Mike shook his head. “Listen, I was going to run down to the liquor store before it closes and pick up a bottle. Why don’t you two talk while I’m gone?”

Debbie nodded. “Fine with me.”

Mike kissed her on the cheek then shook my hand. “Be right back.”

He hadn’t been kidding about running down to the liquor store. He took off at a trot, his heavy lace-up paratrooper boots slamming the sidewalk hard.

“You have a cigarette, McCain? Mine are upstairs.”

She always said that. Debbie’s favorite brand of smokes was Op’s-Other People’s. She’d been that way since ninth grade. I gave her a Pall Mall and lit it for her.

“Did Susan ever mention blackmail to you?”

“Blackmail? Are you kidding?”

“No. Apparently somebody was getting money from her for quite a while.”

“God, she never mentioned anything like that.”

“Did Kenny know about the affair she had with Renauld?”

“No. She didn’t tell him.”

“Could he have found out some other way?”

“He could have. But I don’t think he did.”

She started stamping her feet a little to stay warm. “You want to go upstairs?”

“I’m almost done.”

“I’m starting to freeze, McCain.”

“So she didn’t mention any blackmail to you?”

“Nope.”

“When she ended it with Renauld, did he ever threaten her?”

“Several times. She used to joke that he had a lousy bedside manner. He was in med school for a while, you know.”

“Renauld was?”

“At the U of I.”

“I didn’t know that.” I thought of what Doc Novotony had said about the abortionist possibly being a med student who knew just enough to be dangerous. Would that apply to somebody who’d dropped out of med school?

“You ever hear him threaten her?”

“No. But she wasn’t the kind to lie. And she was definitely afraid of him.”

“You’re sure of that?”

“Oh, yeah. He’s not exactly the most stable guy in the world.”

She started slapping her mittened hands together.

“Now I’ve got to pee, McCain. C’mon.

Let’s go upstairs.”

“Actually, that’s all I needed.”

“Good. Because my bladder can’t hold out for long.”

She was already starting up the steps. “I still think Kenny killed her, McCain. He hated her and he hated himself-the booze had pickled his brains -and that’s what happened the other night.”

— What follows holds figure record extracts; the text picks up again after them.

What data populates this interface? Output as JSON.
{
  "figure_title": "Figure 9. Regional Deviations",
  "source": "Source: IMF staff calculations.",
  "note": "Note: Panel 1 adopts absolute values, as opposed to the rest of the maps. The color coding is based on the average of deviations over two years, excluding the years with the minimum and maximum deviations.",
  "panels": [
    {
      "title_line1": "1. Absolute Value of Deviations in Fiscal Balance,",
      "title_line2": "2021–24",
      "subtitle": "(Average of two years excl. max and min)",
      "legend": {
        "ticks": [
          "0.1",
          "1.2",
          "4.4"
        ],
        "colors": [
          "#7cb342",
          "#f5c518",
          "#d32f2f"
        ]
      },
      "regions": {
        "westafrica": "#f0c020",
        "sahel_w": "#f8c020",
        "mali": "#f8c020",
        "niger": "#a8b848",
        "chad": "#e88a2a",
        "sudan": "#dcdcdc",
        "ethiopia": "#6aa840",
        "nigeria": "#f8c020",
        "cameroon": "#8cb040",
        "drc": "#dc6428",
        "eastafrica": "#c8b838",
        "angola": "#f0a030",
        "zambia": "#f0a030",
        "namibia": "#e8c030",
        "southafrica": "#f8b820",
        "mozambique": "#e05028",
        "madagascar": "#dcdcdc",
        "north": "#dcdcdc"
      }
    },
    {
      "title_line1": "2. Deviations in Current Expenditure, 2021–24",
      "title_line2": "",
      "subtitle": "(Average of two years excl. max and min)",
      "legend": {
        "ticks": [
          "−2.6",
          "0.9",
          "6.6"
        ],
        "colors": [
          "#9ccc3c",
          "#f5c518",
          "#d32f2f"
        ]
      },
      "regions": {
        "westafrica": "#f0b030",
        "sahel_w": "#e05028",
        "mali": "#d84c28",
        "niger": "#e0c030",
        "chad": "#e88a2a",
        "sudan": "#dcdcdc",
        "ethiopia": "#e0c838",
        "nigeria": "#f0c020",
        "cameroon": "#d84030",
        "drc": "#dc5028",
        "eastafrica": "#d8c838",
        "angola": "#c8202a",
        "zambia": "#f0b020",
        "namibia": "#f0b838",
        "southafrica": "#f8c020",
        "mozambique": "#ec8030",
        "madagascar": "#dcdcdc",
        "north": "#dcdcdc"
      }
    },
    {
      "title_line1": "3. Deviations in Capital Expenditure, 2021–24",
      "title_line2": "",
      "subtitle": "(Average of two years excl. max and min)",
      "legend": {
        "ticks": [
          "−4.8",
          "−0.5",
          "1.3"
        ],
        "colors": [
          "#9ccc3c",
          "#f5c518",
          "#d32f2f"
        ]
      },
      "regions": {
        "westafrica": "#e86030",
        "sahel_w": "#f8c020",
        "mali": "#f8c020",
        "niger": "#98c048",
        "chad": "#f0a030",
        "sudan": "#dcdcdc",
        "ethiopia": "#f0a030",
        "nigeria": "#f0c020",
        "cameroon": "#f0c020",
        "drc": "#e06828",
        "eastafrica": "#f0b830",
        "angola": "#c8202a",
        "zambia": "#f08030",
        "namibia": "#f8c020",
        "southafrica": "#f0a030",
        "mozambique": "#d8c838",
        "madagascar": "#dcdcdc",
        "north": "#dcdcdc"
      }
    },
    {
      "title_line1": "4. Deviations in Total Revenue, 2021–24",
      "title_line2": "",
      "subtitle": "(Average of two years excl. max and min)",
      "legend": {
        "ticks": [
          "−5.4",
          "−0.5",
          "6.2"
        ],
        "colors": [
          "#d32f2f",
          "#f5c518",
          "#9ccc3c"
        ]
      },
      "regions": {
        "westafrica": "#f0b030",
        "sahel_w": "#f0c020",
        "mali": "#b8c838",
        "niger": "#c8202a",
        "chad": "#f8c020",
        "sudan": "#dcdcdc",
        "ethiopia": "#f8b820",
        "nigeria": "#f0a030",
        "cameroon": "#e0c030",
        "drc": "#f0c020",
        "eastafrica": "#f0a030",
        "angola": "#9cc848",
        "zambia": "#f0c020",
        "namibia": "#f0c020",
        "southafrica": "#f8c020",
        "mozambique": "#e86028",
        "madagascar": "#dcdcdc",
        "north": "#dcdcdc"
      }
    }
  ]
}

“Thanks again, Debbie. And tell Mike it was nice seeing him.”

I was two blocks from Debbie’s when I saw a red police light bloom into bloody brilliance in the gloom behind me. I pulled over to the curb.

Cliffie just about burst out of his squad car. His right hand rode his low-slung gun all the way up to my car.

He peeked in and said, “You happen to catch the news on the boob tube tonight?”

“No. Unlike some people I know, I have to work for a living.”

“And I’m talkin’ Cbs news, McCain, not that local shit they put on around here.”

“So what was on the news?”

“The Whitney family was on the news. How shocked the East Coast part of the family is that Kenny went and killed his wife and then killed himself. The Cbs news, McCain.” He grinned, his dipshit mustache as obnoxious as always. “So that kinda makes it official, don’t you think? Kenny killed his wife and then killed himself. Case closed. And the poor judge-boy, I’ll bet she’s never been so embarrassed in all her life. You tell her how sorry I am for her.”